E.V. Burnaev, N.N. Olenev, A.S. Starikov

Moscow Institute of Physics and Technology (State University), Dorodnicyn Computing Center of Russian Academy of Sciences

In this work a method for macroeconomic model parameter estimation based on parallel processing is proposed. For an application of this method some measure of similarity between two time-series is required and so a new wavelet based measure of similarity was elaborated. Complicated economic models with a lot of parameters can be accurately estimated by the proposed method. The use of the method is illustrated by the parameter estimation of a regional macroeconomic model.

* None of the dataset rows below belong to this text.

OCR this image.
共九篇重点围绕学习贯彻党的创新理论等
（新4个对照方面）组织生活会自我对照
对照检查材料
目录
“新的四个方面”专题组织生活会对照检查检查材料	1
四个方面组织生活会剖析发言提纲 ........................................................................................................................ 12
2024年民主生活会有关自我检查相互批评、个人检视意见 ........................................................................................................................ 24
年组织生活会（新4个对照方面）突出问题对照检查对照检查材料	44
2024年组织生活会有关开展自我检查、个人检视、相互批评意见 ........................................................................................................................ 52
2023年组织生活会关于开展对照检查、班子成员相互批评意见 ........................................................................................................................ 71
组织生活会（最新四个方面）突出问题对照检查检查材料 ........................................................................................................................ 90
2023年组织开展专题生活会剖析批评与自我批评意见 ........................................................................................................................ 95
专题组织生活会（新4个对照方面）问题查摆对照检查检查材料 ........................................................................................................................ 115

A macroeconomic model usually contains a lot of unspecified parameters. Some variables of the macroeconomic model have initial values that are sometimes unknown and should be considered as parameters as well. In most cases mentioned parameters can't be defined on the basis of economic statistics. Moreover, even if all necessary statistics is available the quality of the data isn't always good. That's why only confidence intervals for the unknown parameters can be computed from the data.

For estimation of the unknown parameters time-series for some macro-indexes (calculated by the model) and statistical time-series for these macro-indexes should be compared by means of some measure of similarity. The unknown parameters can be determined implicitly as those parameters, which provide minimum value of the used measure of similarity. Parallel processing on a cluster of workstations or on a supercomputer enables to perform exhaustive search of the parameters within their confidence intervals (determined either from economic sense or from the available statistical data) and estimate their values for reasonable time. In order to use parallel processing the macroeconomic model should be divided into blocks so that parameter estimation of any block can be done independently of the other blocks. In this case not only real statistical data, but also data calculated from some block can be used as values for external variables of the other blocks.

Estimated values of the parameters give new knowledge about the macroeconomic system under investigation and this knowledge can force a researcher to modify the model. Thus macroeconomic model parameter estimation based on parallel processing becomes a powerful tool for mathematical modeling of economic systems.

It was mentioned that calculated and statistical time-series for some macro-indexes should be compared on the basis of some measure of similarity. As used here, two time-series are considered to be similar if they are close as functions of time (in other words, if there is a strong, possibly nonlinear dependence between two time-series). Convolution of the Theil's index and specially designed wavelet based measure of similarity was used as a characteristic of closeness between two time-series.

With linear trend appropriate rescaling with respect to ordinate axe two completely different time-series can become quite similar and the value of Euclidian distance between these time-series can decreases significantly. Such effect frequently occurs in many real situations.

Thus the similarity between two time-series should be based on certain characteristics of these time-series rather than on the raw values. These characteristics should be calculated in linear time, robust for changes in level, scale and trend of the time-series and the similarity between two time-series is simply given by the (traditional) similarity of the corresponding characteristics.

It is proposed to compute such characteristics on the basis of discrete wavelet transform. In that case these characteristics have all necessary properties. It is recommended to use Daubechies wavelet and scaling filters. If that's the case wavelet coefficients are robust for linear trend. That is if the time-series of a macro-index is simply a linear function of time, all wavelet coefficients are zero.

The described approach of exhaustive search for unknown parameters enables to find the solution, however time of calculations is rather big. A reduction of computation time can be achieved by means of special computation algorithms.

Macroeconomic model should be divided into blocks so that parameter estimation of any block can be done independently. Confidence intervals for parameters should be determined either from economic sense or from statistical estimation based on the real data.